Extortion groups who send emails targeting businesses with DDoS attacks before a ransom has been charged are making a comeback, security company Radware warned today.
In a security warning sent to its customers and shared with ZDNet this week, Radware said that its customers got a new wave of DDoS ransom emails during the last week of 2020 and the first week of 2021.
Extortionists threatened businesses with crippling DDoS attacks until they were charged between 5 and 10 bitcoins.
Radware said that some of the emails it saw were sent to a party that was involved during the 2020 summer when extortionists threatened a variety of financial organizations around the world.
Companies who sent communications from this community last summer have received fresh attacks over the winter, Radware said.
The security firm says that the spike in the Bitcoin-to-USD price has driven some groups to return to or re-prioritize DDoS extortion schemes.
But Radware said that the price spike in Bitcoin was so rapid and unpredictable that it took some groups by surprise.
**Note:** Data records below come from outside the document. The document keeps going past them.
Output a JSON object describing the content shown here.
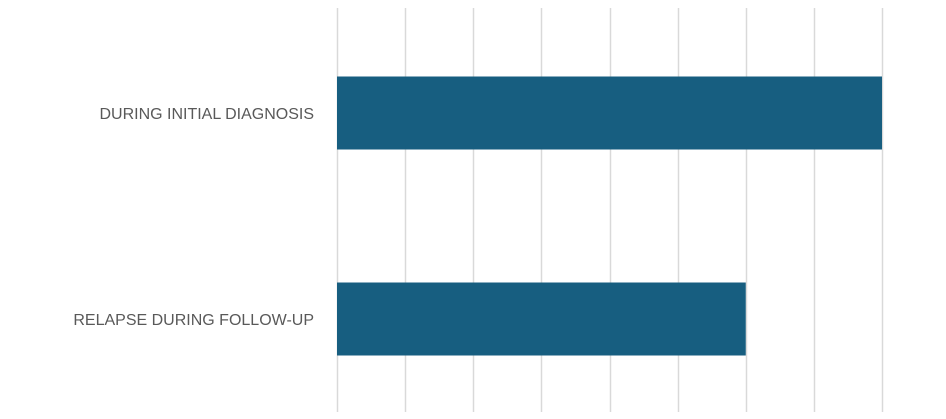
{
  "chart_data": {
    "type": "bar",
    "orientation": "horizontal",
    "categories": [
      "DURING INITIAL DIAGNOSIS",
      "RELAPSE DURING FOLLOW-UP"
    ],
    "values": [
      8,
      6
    ],
    "xlim": [
      0,
      8
    ],
    "major_gridlines": 8,
    "grid": true,
    "title": "",
    "xlabel": "",
    "ylabel": "",
    "legend": "none",
    "bar_color": "#175E80",
    "grid_color": "#D9D9D9"
  }
}
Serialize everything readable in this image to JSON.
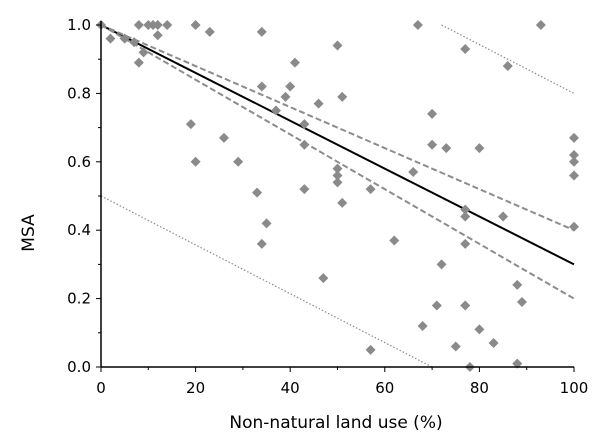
{
  "chart_data": {
    "type": "scatter",
    "title": "",
    "xlabel": "Non-natural land use (%)",
    "ylabel": "MSA",
    "xlim": [
      0,
      100
    ],
    "ylim": [
      0,
      1
    ],
    "x_ticks": [
      0,
      20,
      40,
      60,
      80,
      100
    ],
    "x_tick_labels": [
      "0",
      "20",
      "40",
      "60",
      "80",
      "100"
    ],
    "y_ticks": [
      0,
      0.2,
      0.4,
      0.6,
      0.8,
      1.0
    ],
    "y_tick_labels": [
      "0.0",
      "0.2",
      "0.4",
      "0.6",
      "0.8",
      "1.0"
    ],
    "grid": false,
    "legend": "none",
    "colors": {
      "points": "#8a8a8a",
      "regression": "#000000",
      "confidence": "#8c8c8c",
      "prediction": "#8c8c8c",
      "axis": "#000000"
    },
    "points": [
      {
        "x": 0,
        "y": 1.0
      },
      {
        "x": 2,
        "y": 0.96
      },
      {
        "x": 5,
        "y": 0.96
      },
      {
        "x": 7,
        "y": 0.95
      },
      {
        "x": 8,
        "y": 1.0
      },
      {
        "x": 8,
        "y": 0.89
      },
      {
        "x": 9,
        "y": 0.92
      },
      {
        "x": 10,
        "y": 1.0
      },
      {
        "x": 11,
        "y": 1.0
      },
      {
        "x": 12,
        "y": 1.0
      },
      {
        "x": 12,
        "y": 0.97
      },
      {
        "x": 14,
        "y": 1.0
      },
      {
        "x": 19,
        "y": 0.71
      },
      {
        "x": 20,
        "y": 1.0
      },
      {
        "x": 20,
        "y": 0.6
      },
      {
        "x": 23,
        "y": 0.98
      },
      {
        "x": 26,
        "y": 0.67
      },
      {
        "x": 29,
        "y": 0.6
      },
      {
        "x": 33,
        "y": 0.51
      },
      {
        "x": 34,
        "y": 0.98
      },
      {
        "x": 34,
        "y": 0.82
      },
      {
        "x": 34,
        "y": 0.36
      },
      {
        "x": 35,
        "y": 0.42
      },
      {
        "x": 37,
        "y": 0.75
      },
      {
        "x": 39,
        "y": 0.79
      },
      {
        "x": 40,
        "y": 0.82
      },
      {
        "x": 41,
        "y": 0.89
      },
      {
        "x": 43,
        "y": 0.71
      },
      {
        "x": 43,
        "y": 0.65
      },
      {
        "x": 43,
        "y": 0.52
      },
      {
        "x": 46,
        "y": 0.77
      },
      {
        "x": 47,
        "y": 0.26
      },
      {
        "x": 50,
        "y": 0.94
      },
      {
        "x": 50,
        "y": 0.58
      },
      {
        "x": 50,
        "y": 0.56
      },
      {
        "x": 50,
        "y": 0.54
      },
      {
        "x": 51,
        "y": 0.79
      },
      {
        "x": 51,
        "y": 0.48
      },
      {
        "x": 57,
        "y": 0.52
      },
      {
        "x": 57,
        "y": 0.05
      },
      {
        "x": 62,
        "y": 0.37
      },
      {
        "x": 66,
        "y": 0.57
      },
      {
        "x": 67,
        "y": 1.0
      },
      {
        "x": 68,
        "y": 0.12
      },
      {
        "x": 70,
        "y": 0.74
      },
      {
        "x": 70,
        "y": 0.65
      },
      {
        "x": 71,
        "y": 0.18
      },
      {
        "x": 72,
        "y": 0.3
      },
      {
        "x": 73,
        "y": 0.64
      },
      {
        "x": 75,
        "y": 0.06
      },
      {
        "x": 77,
        "y": 0.93
      },
      {
        "x": 77,
        "y": 0.46
      },
      {
        "x": 77,
        "y": 0.44
      },
      {
        "x": 77,
        "y": 0.36
      },
      {
        "x": 77,
        "y": 0.18
      },
      {
        "x": 78,
        "y": 0.0
      },
      {
        "x": 80,
        "y": 0.64
      },
      {
        "x": 80,
        "y": 0.11
      },
      {
        "x": 83,
        "y": 0.07
      },
      {
        "x": 85,
        "y": 0.44
      },
      {
        "x": 86,
        "y": 0.88
      },
      {
        "x": 88,
        "y": 0.24
      },
      {
        "x": 88,
        "y": 0.01
      },
      {
        "x": 89,
        "y": 0.19
      },
      {
        "x": 93,
        "y": 1.0
      },
      {
        "x": 100,
        "y": 0.67
      },
      {
        "x": 100,
        "y": 0.62
      },
      {
        "x": 100,
        "y": 0.6
      },
      {
        "x": 100,
        "y": 0.56
      },
      {
        "x": 100,
        "y": 0.41
      }
    ],
    "lines": [
      {
        "role": "regression",
        "style": "solid",
        "x": [
          0,
          100
        ],
        "y": [
          1.0,
          0.3
        ]
      },
      {
        "role": "confidence-upper",
        "style": "dashed",
        "x": [
          0,
          100
        ],
        "y": [
          1.0,
          0.4
        ]
      },
      {
        "role": "confidence-lower",
        "style": "dashed",
        "x": [
          0,
          100
        ],
        "y": [
          1.0,
          0.2
        ]
      },
      {
        "role": "prediction-upper",
        "style": "dotted",
        "x": [
          72,
          100
        ],
        "y": [
          1.0,
          0.8
        ]
      },
      {
        "role": "prediction-lower",
        "style": "dotted",
        "x": [
          0,
          70
        ],
        "y": [
          0.5,
          0.0
        ]
      }
    ]
  }
}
Extortionists have had to change and reduce their requests over time, from 10 BTC to 5 BTC, since in some situations the ransom charge may have been too high for some businesses to pay, since the Bitcoin price has increased since August 2020.
And just as in the summer of 2020, Radware said that these DDoS ransom gangs had the firepower to cope with their attacks.
Radware said that it saw several companies targeting DDoS attacks after collecting ransom emails. Attacks usually lasted around nine hours and ranged about 200 Gbps, with one attack at 237 Gbps.
But this revival in DDoS extortion tactics was also documented by Lumen’s Black Lotus Lab, which posted on their return last week.
The former CenturyLink division, now part of Lumen, said that these schemes had never completely ceased, although the incidence of these e-mail attacks had declined over the fall, relative to their prevalence over the summer.
Much as before, the DDoS ransomware gangs have used the identities of more prominent hacker groups to send their attacks, aiming to threaten the victims. Attackers used names including Fancy Bear, Cozy Bear, Lazarus Group, and Armada Collective.
But by the end of the year, Black Lotus Lab confirmed that some of these ransom emails had also been signed under the name of Kadyrovtsy, the name of an elite Chechen military organization that had also been affiliated with DDoS gangs and extortionists in the early 2010s.
Both Black Lotus Laboratories and Radware have suggested that businesses should not pay for the ransom, as this essentially means more kidnapping in the future. Companies are encouraged instead to pursue extra defence from possible threats by their security providers.